Well we expect the reserves to teach BMQ out of their armouries, and have ran the course in Borden, Shilo, and Wainwright in the last 5 years so it’s clearly doable. I can’t think of any specific equipment needed to run BMQ that any base in the CF short of Dundurn wouldn’t have on hand. With regards to standards, happily we already have that. In the case of large trades like Sig Op, Infantry, Supply Tech, ect you can create efficiencies by running BMQ and DP1 back to back with the same staff.

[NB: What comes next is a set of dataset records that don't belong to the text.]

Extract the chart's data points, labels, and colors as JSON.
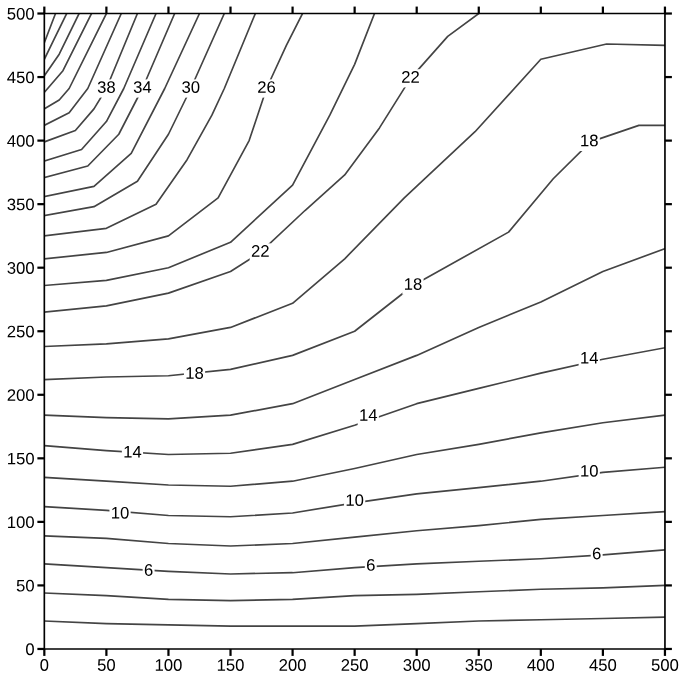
{
  "chart_data": {
    "type": "line",
    "xlim": [
      0,
      500
    ],
    "ylim": [
      0,
      500
    ],
    "xticks": [
      0,
      50,
      100,
      150,
      200,
      250,
      300,
      350,
      400,
      450,
      500
    ],
    "yticks": [
      0,
      50,
      100,
      150,
      200,
      250,
      300,
      350,
      400,
      450,
      500
    ],
    "grid": false,
    "series": [
      {
        "color": "#444444",
        "x": [
          0,
          50,
          100,
          150,
          200,
          250,
          300,
          350,
          400,
          450,
          500
        ],
        "values": [
          22,
          20,
          19,
          18,
          18,
          18,
          20,
          22,
          23,
          24,
          25
        ]
      },
      {
        "color": "#444444",
        "x": [
          0,
          50,
          100,
          150,
          200,
          250,
          300,
          350,
          400,
          450,
          500
        ],
        "values": [
          44,
          42,
          39,
          38,
          39,
          42,
          43,
          45,
          47,
          48,
          50
        ]
      },
      {
        "color": "#444444",
        "x": [
          0,
          50,
          100,
          150,
          200,
          250,
          300,
          350,
          400,
          450,
          500
        ],
        "values": [
          67,
          64,
          61,
          59,
          60,
          64,
          67,
          69,
          71,
          74,
          78
        ]
      },
      {
        "color": "#444444",
        "x": [
          0,
          50,
          100,
          150,
          200,
          250,
          300,
          350,
          400,
          450,
          500
        ],
        "values": [
          89,
          87,
          83,
          81,
          83,
          88,
          93,
          97,
          102,
          105,
          108
        ]
      },
      {
        "color": "#444444",
        "x": [
          0,
          50,
          100,
          150,
          200,
          250,
          300,
          350,
          400,
          450,
          500
        ],
        "values": [
          112,
          109,
          105,
          104,
          107,
          115,
          122,
          127,
          132,
          139,
          143
        ]
      },
      {
        "color": "#444444",
        "x": [
          0,
          50,
          100,
          150,
          200,
          250,
          300,
          350,
          400,
          450,
          500
        ],
        "values": [
          135,
          132,
          129,
          128,
          132,
          142,
          153,
          161,
          170,
          178,
          184
        ]
      },
      {
        "color": "#444444",
        "x": [
          0,
          50,
          100,
          150,
          200,
          250,
          300,
          350,
          400,
          450,
          500
        ],
        "values": [
          160,
          156,
          153,
          154,
          161,
          176,
          193,
          205,
          217,
          228,
          237
        ]
      },
      {
        "color": "#444444",
        "x": [
          0,
          50,
          100,
          150,
          200,
          250,
          300,
          350,
          400,
          450,
          500
        ],
        "values": [
          184,
          182,
          181,
          184,
          193,
          212,
          231,
          253,
          273,
          297,
          315
        ]
      },
      {
        "color": "#444444",
        "x": [
          0,
          50,
          100,
          150,
          200,
          250,
          297,
          374,
          410,
          440,
          479,
          500
        ],
        "values": [
          212,
          214,
          215,
          220,
          231,
          250,
          286,
          328,
          370,
          399,
          412,
          412
        ]
      },
      {
        "color": "#444444",
        "x": [
          0,
          50,
          100,
          150,
          200,
          242,
          290,
          347,
          400,
          453,
          500
        ],
        "values": [
          238,
          240,
          244,
          253,
          272,
          307,
          355,
          407,
          464,
          476,
          475
        ]
      },
      {
        "color": "#444444",
        "x": [
          0,
          50,
          100,
          150,
          174,
          210,
          242,
          270,
          295,
          325,
          350
        ],
        "values": [
          265,
          270,
          280,
          297,
          312,
          345,
          373,
          410,
          449,
          482,
          500
        ]
      },
      {
        "color": "#444444",
        "x": [
          0,
          50,
          100,
          150,
          200,
          230,
          250,
          266
        ],
        "values": [
          286,
          290,
          300,
          320,
          365,
          420,
          460,
          500
        ]
      },
      {
        "color": "#444444",
        "x": [
          0,
          50,
          100,
          140,
          165,
          179,
          195,
          208
        ],
        "values": [
          307,
          312,
          325,
          355,
          400,
          441,
          475,
          500
        ]
      },
      {
        "color": "#444444",
        "x": [
          0,
          50,
          90,
          115,
          135,
          145,
          170
        ],
        "values": [
          325,
          331,
          350,
          385,
          420,
          441,
          500
        ]
      },
      {
        "color": "#444444",
        "x": [
          0,
          40,
          75,
          100,
          118,
          145
        ],
        "values": [
          341,
          348,
          368,
          405,
          441,
          500
        ]
      },
      {
        "color": "#444444",
        "x": [
          0,
          40,
          70,
          97,
          125
        ],
        "values": [
          356,
          364,
          390,
          441,
          500
        ]
      },
      {
        "color": "#444444",
        "x": [
          0,
          35,
          60,
          79,
          105
        ],
        "values": [
          371,
          380,
          405,
          441,
          500
        ]
      },
      {
        "color": "#444444",
        "x": [
          0,
          30,
          50,
          64,
          90
        ],
        "values": [
          384,
          393,
          415,
          441,
          500
        ]
      },
      {
        "color": "#444444",
        "x": [
          0,
          25,
          40,
          50,
          75
        ],
        "values": [
          399,
          408,
          425,
          441,
          500
        ]
      },
      {
        "color": "#444444",
        "x": [
          0,
          20,
          35,
          62
        ],
        "values": [
          412,
          422,
          441,
          500
        ]
      },
      {
        "color": "#444444",
        "x": [
          0,
          12,
          20,
          50
        ],
        "values": [
          425,
          432,
          441,
          500
        ]
      },
      {
        "color": "#444444",
        "x": [
          0,
          15,
          38
        ],
        "values": [
          438,
          455,
          500
        ]
      },
      {
        "color": "#444444",
        "x": [
          0,
          12,
          28
        ],
        "values": [
          451,
          468,
          500
        ]
      },
      {
        "color": "#444444",
        "x": [
          0,
          8,
          18
        ],
        "values": [
          464,
          480,
          500
        ]
      },
      {
        "color": "#444444",
        "x": [
          0,
          9
        ],
        "values": [
          477,
          500
        ]
      }
    ],
    "annotations": [
      {
        "text": "6",
        "x": 84,
        "y": 61
      },
      {
        "text": "6",
        "x": 263,
        "y": 65
      },
      {
        "text": "6",
        "x": 445,
        "y": 74
      },
      {
        "text": "10",
        "x": 61,
        "y": 106
      },
      {
        "text": "10",
        "x": 250,
        "y": 116
      },
      {
        "text": "10",
        "x": 439,
        "y": 139
      },
      {
        "text": "14",
        "x": 71,
        "y": 154
      },
      {
        "text": "14",
        "x": 261,
        "y": 183
      },
      {
        "text": "14",
        "x": 439,
        "y": 228
      },
      {
        "text": "18",
        "x": 121,
        "y": 216
      },
      {
        "text": "18",
        "x": 297,
        "y": 286
      },
      {
        "text": "18",
        "x": 439,
        "y": 399
      },
      {
        "text": "22",
        "x": 174,
        "y": 312
      },
      {
        "text": "22",
        "x": 295,
        "y": 449
      },
      {
        "text": "26",
        "x": 179,
        "y": 441
      },
      {
        "text": "30",
        "x": 118,
        "y": 441
      },
      {
        "text": "34",
        "x": 79,
        "y": 441
      },
      {
        "text": "38",
        "x": 50,
        "y": 441
      }
    ]
  }
}
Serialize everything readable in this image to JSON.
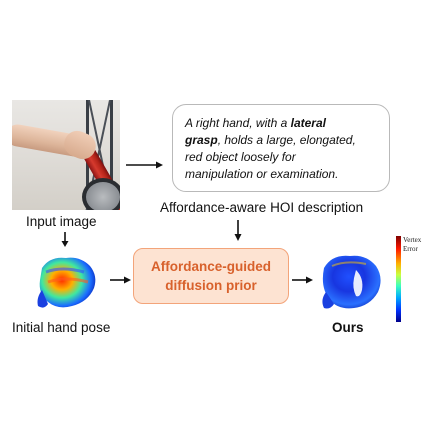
{
  "labels": {
    "input_image": "Input image",
    "hoi_description": "Affordance-aware HOI description",
    "initial_hand_pose": "Initial hand pose",
    "ours": "Ours"
  },
  "description": {
    "line1_pre": "A right hand, with a ",
    "line1_bold": "lateral",
    "line2_bold": "grasp",
    "line2_post": ", holds a large, elongated,",
    "line3": "red object loosely for",
    "line4": "manipulation or examination."
  },
  "prior_box": {
    "line1": "Affordance-guided",
    "line2": "diffusion prior"
  },
  "colorbar": {
    "title_line1": "Vertex",
    "title_line2": "Error",
    "gradient": [
      "#7f0000",
      "#ff1a00",
      "#ffb000",
      "#c8ff40",
      "#3cffbe",
      "#00a8ff",
      "#0033ff",
      "#00008a"
    ]
  },
  "colors": {
    "prior_fill": "#fde3d2",
    "prior_border": "#f3a47a",
    "prior_text": "#d8612c",
    "arrow": "#111111"
  }
}
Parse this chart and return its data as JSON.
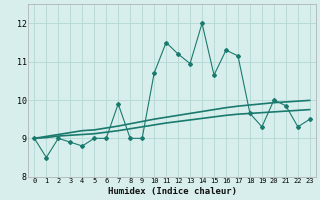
{
  "xlabel": "Humidex (Indice chaleur)",
  "x": [
    0,
    1,
    2,
    3,
    4,
    5,
    6,
    7,
    8,
    9,
    10,
    11,
    12,
    13,
    14,
    15,
    16,
    17,
    18,
    19,
    20,
    21,
    22,
    23
  ],
  "y_main": [
    9.0,
    8.5,
    9.0,
    8.9,
    8.8,
    9.0,
    9.0,
    9.9,
    9.0,
    9.0,
    10.7,
    11.5,
    11.2,
    10.95,
    12.0,
    10.65,
    11.3,
    11.15,
    9.65,
    9.3,
    10.0,
    9.85,
    9.3,
    9.5
  ],
  "y_trend1": [
    9.0,
    9.05,
    9.1,
    9.15,
    9.2,
    9.22,
    9.27,
    9.32,
    9.38,
    9.44,
    9.5,
    9.55,
    9.6,
    9.65,
    9.7,
    9.75,
    9.8,
    9.84,
    9.87,
    9.9,
    9.93,
    9.95,
    9.97,
    9.99
  ],
  "y_trend2": [
    9.0,
    9.02,
    9.06,
    9.08,
    9.1,
    9.12,
    9.16,
    9.2,
    9.25,
    9.3,
    9.35,
    9.4,
    9.44,
    9.48,
    9.52,
    9.56,
    9.6,
    9.63,
    9.65,
    9.67,
    9.69,
    9.71,
    9.73,
    9.75
  ],
  "bg_color": "#d8eeec",
  "grid_color": "#b4d8d4",
  "line_color": "#1a7a6e",
  "ylim": [
    8.0,
    12.5
  ],
  "xlim": [
    -0.5,
    23.5
  ],
  "yticks": [
    8,
    9,
    10,
    11,
    12
  ],
  "xticks": [
    0,
    1,
    2,
    3,
    4,
    5,
    6,
    7,
    8,
    9,
    10,
    11,
    12,
    13,
    14,
    15,
    16,
    17,
    18,
    19,
    20,
    21,
    22,
    23
  ]
}
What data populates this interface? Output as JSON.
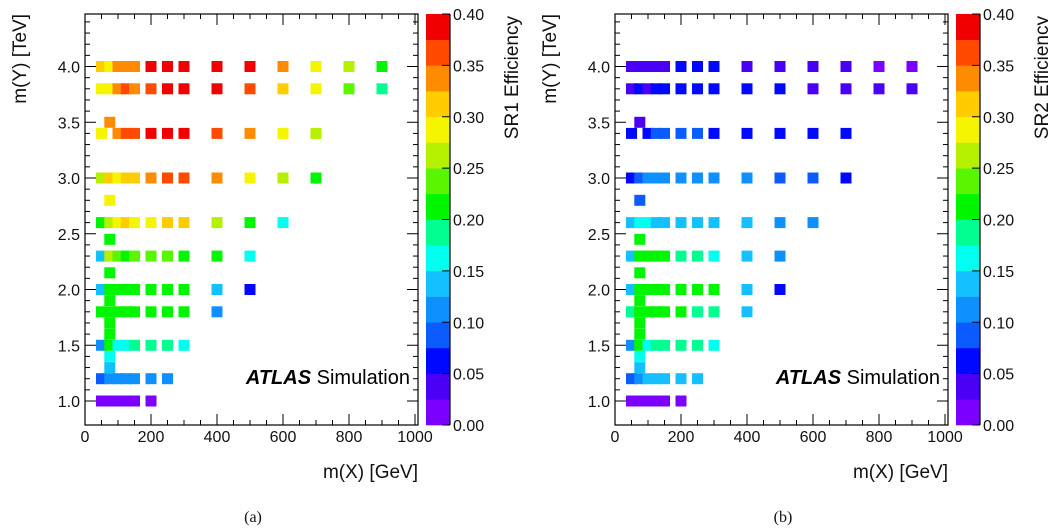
{
  "chart_data": [
    {
      "type": "heatmap",
      "panel": "(a)",
      "xlabel": "m(X) [GeV]",
      "ylabel": "m(Y) [TeV]",
      "zlabel": "SR1 Efficiency",
      "xlim": [
        0,
        1000
      ],
      "ylim": [
        0.9,
        4.45
      ],
      "zlim": [
        0,
        0.4
      ],
      "xticks": [
        "0",
        "200",
        "400",
        "600",
        "800",
        "1000"
      ],
      "yticks": [
        "1.0",
        "1.5",
        "2.0",
        "2.5",
        "3.0",
        "3.5",
        "4.0"
      ],
      "zticks": [
        "0.00",
        "0.05",
        "0.10",
        "0.15",
        "0.20",
        "0.25",
        "0.30",
        "0.35",
        "0.40"
      ],
      "annotation_bold": "ATLAS",
      "annotation": "Simulation",
      "points": [
        [
          50,
          4.0,
          0.31
        ],
        [
          75,
          4.0,
          0.29
        ],
        [
          100,
          4.0,
          0.33
        ],
        [
          125,
          4.0,
          0.35
        ],
        [
          150,
          4.0,
          0.33
        ],
        [
          200,
          4.0,
          0.38
        ],
        [
          250,
          4.0,
          0.39
        ],
        [
          300,
          4.0,
          0.39
        ],
        [
          400,
          4.0,
          0.39
        ],
        [
          500,
          4.0,
          0.39
        ],
        [
          600,
          4.0,
          0.35
        ],
        [
          700,
          4.0,
          0.3
        ],
        [
          800,
          4.0,
          0.26
        ],
        [
          900,
          4.0,
          0.22
        ],
        [
          50,
          3.8,
          0.29
        ],
        [
          75,
          3.8,
          0.3
        ],
        [
          100,
          3.8,
          0.34
        ],
        [
          125,
          3.8,
          0.36
        ],
        [
          150,
          3.8,
          0.35
        ],
        [
          200,
          3.8,
          0.37
        ],
        [
          250,
          3.8,
          0.38
        ],
        [
          300,
          3.8,
          0.38
        ],
        [
          400,
          3.8,
          0.38
        ],
        [
          500,
          3.8,
          0.36
        ],
        [
          600,
          3.8,
          0.32
        ],
        [
          700,
          3.8,
          0.28
        ],
        [
          800,
          3.8,
          0.23
        ],
        [
          900,
          3.8,
          0.18
        ],
        [
          75,
          3.5,
          0.35
        ],
        [
          50,
          3.4,
          0.29
        ],
        [
          100,
          3.4,
          0.34
        ],
        [
          125,
          3.4,
          0.36
        ],
        [
          150,
          3.4,
          0.36
        ],
        [
          200,
          3.4,
          0.38
        ],
        [
          250,
          3.4,
          0.38
        ],
        [
          300,
          3.4,
          0.38
        ],
        [
          400,
          3.4,
          0.37
        ],
        [
          500,
          3.4,
          0.33
        ],
        [
          600,
          3.4,
          0.3
        ],
        [
          700,
          3.4,
          0.27
        ],
        [
          50,
          3.0,
          0.25
        ],
        [
          75,
          3.0,
          0.31
        ],
        [
          100,
          3.0,
          0.3
        ],
        [
          125,
          3.0,
          0.31
        ],
        [
          150,
          3.0,
          0.32
        ],
        [
          200,
          3.0,
          0.35
        ],
        [
          250,
          3.0,
          0.37
        ],
        [
          300,
          3.0,
          0.37
        ],
        [
          400,
          3.0,
          0.33
        ],
        [
          500,
          3.0,
          0.3
        ],
        [
          600,
          3.0,
          0.26
        ],
        [
          700,
          3.0,
          0.22
        ],
        [
          75,
          2.8,
          0.3
        ],
        [
          50,
          2.6,
          0.22
        ],
        [
          75,
          2.6,
          0.26
        ],
        [
          100,
          2.6,
          0.28
        ],
        [
          125,
          2.6,
          0.31
        ],
        [
          150,
          2.6,
          0.29
        ],
        [
          200,
          2.6,
          0.3
        ],
        [
          250,
          2.6,
          0.32
        ],
        [
          300,
          2.6,
          0.31
        ],
        [
          400,
          2.6,
          0.27
        ],
        [
          500,
          2.6,
          0.22
        ],
        [
          600,
          2.6,
          0.17
        ],
        [
          75,
          2.45,
          0.22
        ],
        [
          50,
          2.3,
          0.15
        ],
        [
          75,
          2.3,
          0.25
        ],
        [
          100,
          2.3,
          0.23
        ],
        [
          125,
          2.3,
          0.22
        ],
        [
          150,
          2.3,
          0.24
        ],
        [
          200,
          2.3,
          0.23
        ],
        [
          250,
          2.3,
          0.23
        ],
        [
          300,
          2.3,
          0.22
        ],
        [
          400,
          2.3,
          0.21
        ],
        [
          500,
          2.3,
          0.16
        ],
        [
          75,
          2.15,
          0.22
        ],
        [
          50,
          2.0,
          0.13
        ],
        [
          75,
          2.0,
          0.21
        ],
        [
          100,
          2.0,
          0.21
        ],
        [
          125,
          2.0,
          0.21
        ],
        [
          150,
          2.0,
          0.21
        ],
        [
          200,
          2.0,
          0.21
        ],
        [
          250,
          2.0,
          0.21
        ],
        [
          300,
          2.0,
          0.21
        ],
        [
          400,
          2.0,
          0.13
        ],
        [
          500,
          2.0,
          0.07
        ],
        [
          75,
          1.9,
          0.21
        ],
        [
          50,
          1.8,
          0.2
        ],
        [
          75,
          1.8,
          0.21
        ],
        [
          100,
          1.8,
          0.21
        ],
        [
          125,
          1.8,
          0.21
        ],
        [
          150,
          1.8,
          0.2
        ],
        [
          200,
          1.8,
          0.2
        ],
        [
          250,
          1.8,
          0.2
        ],
        [
          300,
          1.8,
          0.2
        ],
        [
          400,
          1.8,
          0.12
        ],
        [
          75,
          1.7,
          0.2
        ],
        [
          75,
          1.6,
          0.2
        ],
        [
          50,
          1.5,
          0.12
        ],
        [
          75,
          1.5,
          0.2
        ],
        [
          100,
          1.5,
          0.17
        ],
        [
          125,
          1.5,
          0.17
        ],
        [
          150,
          1.5,
          0.18
        ],
        [
          200,
          1.5,
          0.19
        ],
        [
          250,
          1.5,
          0.19
        ],
        [
          300,
          1.5,
          0.16
        ],
        [
          75,
          1.4,
          0.17
        ],
        [
          75,
          1.3,
          0.14
        ],
        [
          50,
          1.2,
          0.08
        ],
        [
          75,
          1.2,
          0.12
        ],
        [
          100,
          1.2,
          0.11
        ],
        [
          125,
          1.2,
          0.11
        ],
        [
          150,
          1.2,
          0.11
        ],
        [
          200,
          1.2,
          0.1
        ],
        [
          250,
          1.2,
          0.1
        ],
        [
          50,
          1.0,
          0.02
        ],
        [
          75,
          1.0,
          0.02
        ],
        [
          100,
          1.0,
          0.02
        ],
        [
          125,
          1.0,
          0.02
        ],
        [
          150,
          1.0,
          0.02
        ],
        [
          200,
          1.0,
          0.02
        ]
      ]
    },
    {
      "type": "heatmap",
      "panel": "(b)",
      "xlabel": "m(X) [GeV]",
      "ylabel": "m(Y) [TeV]",
      "zlabel": "SR2 Efficiency",
      "xlim": [
        0,
        1000
      ],
      "ylim": [
        0.9,
        4.45
      ],
      "zlim": [
        0,
        0.4
      ],
      "xticks": [
        "0",
        "200",
        "400",
        "600",
        "800",
        "1000"
      ],
      "yticks": [
        "1.0",
        "1.5",
        "2.0",
        "2.5",
        "3.0",
        "3.5",
        "4.0"
      ],
      "zticks": [
        "0.00",
        "0.05",
        "0.10",
        "0.15",
        "0.20",
        "0.25",
        "0.30",
        "0.35",
        "0.40"
      ],
      "annotation_bold": "ATLAS",
      "annotation": "Simulation",
      "points": [
        [
          50,
          4.0,
          0.03
        ],
        [
          75,
          4.0,
          0.03
        ],
        [
          100,
          4.0,
          0.03
        ],
        [
          125,
          4.0,
          0.03
        ],
        [
          150,
          4.0,
          0.03
        ],
        [
          200,
          4.0,
          0.05
        ],
        [
          250,
          4.0,
          0.05
        ],
        [
          300,
          4.0,
          0.05
        ],
        [
          400,
          4.0,
          0.04
        ],
        [
          500,
          4.0,
          0.03
        ],
        [
          600,
          4.0,
          0.03
        ],
        [
          700,
          4.0,
          0.03
        ],
        [
          800,
          4.0,
          0.02
        ],
        [
          900,
          4.0,
          0.02
        ],
        [
          50,
          3.8,
          0.04
        ],
        [
          75,
          3.8,
          0.05
        ],
        [
          100,
          3.8,
          0.04
        ],
        [
          125,
          3.8,
          0.05
        ],
        [
          150,
          3.8,
          0.05
        ],
        [
          200,
          3.8,
          0.06
        ],
        [
          250,
          3.8,
          0.06
        ],
        [
          300,
          3.8,
          0.05
        ],
        [
          400,
          3.8,
          0.05
        ],
        [
          500,
          3.8,
          0.05
        ],
        [
          600,
          3.8,
          0.04
        ],
        [
          700,
          3.8,
          0.04
        ],
        [
          800,
          3.8,
          0.03
        ],
        [
          900,
          3.8,
          0.03
        ],
        [
          75,
          3.5,
          0.03
        ],
        [
          50,
          3.4,
          0.06
        ],
        [
          100,
          3.4,
          0.07
        ],
        [
          125,
          3.4,
          0.08
        ],
        [
          150,
          3.4,
          0.08
        ],
        [
          200,
          3.4,
          0.08
        ],
        [
          250,
          3.4,
          0.08
        ],
        [
          300,
          3.4,
          0.07
        ],
        [
          400,
          3.4,
          0.07
        ],
        [
          500,
          3.4,
          0.07
        ],
        [
          600,
          3.4,
          0.06
        ],
        [
          700,
          3.4,
          0.06
        ],
        [
          50,
          3.0,
          0.05
        ],
        [
          75,
          3.0,
          0.09
        ],
        [
          100,
          3.0,
          0.1
        ],
        [
          125,
          3.0,
          0.12
        ],
        [
          150,
          3.0,
          0.12
        ],
        [
          200,
          3.0,
          0.12
        ],
        [
          250,
          3.0,
          0.12
        ],
        [
          300,
          3.0,
          0.11
        ],
        [
          400,
          3.0,
          0.1
        ],
        [
          500,
          3.0,
          0.09
        ],
        [
          600,
          3.0,
          0.08
        ],
        [
          700,
          3.0,
          0.06
        ],
        [
          75,
          2.8,
          0.09
        ],
        [
          50,
          2.6,
          0.14
        ],
        [
          75,
          2.6,
          0.16
        ],
        [
          100,
          2.6,
          0.16
        ],
        [
          125,
          2.6,
          0.15
        ],
        [
          150,
          2.6,
          0.15
        ],
        [
          200,
          2.6,
          0.15
        ],
        [
          250,
          2.6,
          0.15
        ],
        [
          300,
          2.6,
          0.14
        ],
        [
          400,
          2.6,
          0.13
        ],
        [
          500,
          2.6,
          0.12
        ],
        [
          600,
          2.6,
          0.1
        ],
        [
          75,
          2.45,
          0.21
        ],
        [
          50,
          2.3,
          0.15
        ],
        [
          75,
          2.3,
          0.2
        ],
        [
          100,
          2.3,
          0.21
        ],
        [
          125,
          2.3,
          0.21
        ],
        [
          150,
          2.3,
          0.21
        ],
        [
          200,
          2.3,
          0.19
        ],
        [
          250,
          2.3,
          0.18
        ],
        [
          300,
          2.3,
          0.17
        ],
        [
          400,
          2.3,
          0.15
        ],
        [
          500,
          2.3,
          0.12
        ],
        [
          75,
          2.15,
          0.21
        ],
        [
          50,
          2.0,
          0.13
        ],
        [
          75,
          2.0,
          0.21
        ],
        [
          100,
          2.0,
          0.21
        ],
        [
          125,
          2.0,
          0.21
        ],
        [
          150,
          2.0,
          0.21
        ],
        [
          200,
          2.0,
          0.21
        ],
        [
          250,
          2.0,
          0.21
        ],
        [
          300,
          2.0,
          0.2
        ],
        [
          400,
          2.0,
          0.13
        ],
        [
          500,
          2.0,
          0.07
        ],
        [
          75,
          1.9,
          0.21
        ],
        [
          50,
          1.8,
          0.19
        ],
        [
          75,
          1.8,
          0.21
        ],
        [
          100,
          1.8,
          0.21
        ],
        [
          125,
          1.8,
          0.21
        ],
        [
          150,
          1.8,
          0.2
        ],
        [
          200,
          1.8,
          0.2
        ],
        [
          250,
          1.8,
          0.19
        ],
        [
          300,
          1.8,
          0.19
        ],
        [
          400,
          1.8,
          0.15
        ],
        [
          75,
          1.7,
          0.2
        ],
        [
          75,
          1.6,
          0.2
        ],
        [
          50,
          1.5,
          0.12
        ],
        [
          75,
          1.5,
          0.21
        ],
        [
          100,
          1.5,
          0.17
        ],
        [
          125,
          1.5,
          0.18
        ],
        [
          150,
          1.5,
          0.18
        ],
        [
          200,
          1.5,
          0.19
        ],
        [
          250,
          1.5,
          0.19
        ],
        [
          300,
          1.5,
          0.17
        ],
        [
          75,
          1.4,
          0.17
        ],
        [
          75,
          1.3,
          0.14
        ],
        [
          50,
          1.2,
          0.08
        ],
        [
          75,
          1.2,
          0.12
        ],
        [
          100,
          1.2,
          0.13
        ],
        [
          125,
          1.2,
          0.14
        ],
        [
          150,
          1.2,
          0.14
        ],
        [
          200,
          1.2,
          0.15
        ],
        [
          250,
          1.2,
          0.15
        ],
        [
          50,
          1.0,
          0.02
        ],
        [
          75,
          1.0,
          0.02
        ],
        [
          100,
          1.0,
          0.02
        ],
        [
          125,
          1.0,
          0.02
        ],
        [
          150,
          1.0,
          0.02
        ],
        [
          200,
          1.0,
          0.02
        ]
      ]
    }
  ],
  "palette": [
    "#7b00ff",
    "#4a00f5",
    "#0008ff",
    "#0a5cff",
    "#0f90ff",
    "#14c0ff",
    "#00ffee",
    "#00ff90",
    "#00f500",
    "#5af500",
    "#b4f000",
    "#f5f500",
    "#ffcc00",
    "#ff8c00",
    "#ff4a00",
    "#f00000"
  ]
}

Sure but BMQ is basically Army. Less Army people outside Army bases (weirdly).

For reg force, doing it full time in a single go, St. Jean makes a lot of sense. It's pretty cheap to push through several hundred people in a week if you do it in the same spot. Given that HR is a constraint, spreading over multiple spots doesn't make sense.

Realistically, if I'm digging a trench, or leading a section attack on a ship something has gone pretty wrong, but doesn't mean I didn't learn some things in Farnham, and that it's not useful if we're generally a unified force to start that out with training together. There is probably something useful as well in getting outside your comfort zone at the very start as well.
 
Decentralized BMQ has been a thing for a while and is there to stay. The sky hasn’t fallen and training is more tailored to the requirements of environments. No need for an AVN to learn to dig a trench or take a defensive position. Waste of time, effort and potentially candidates.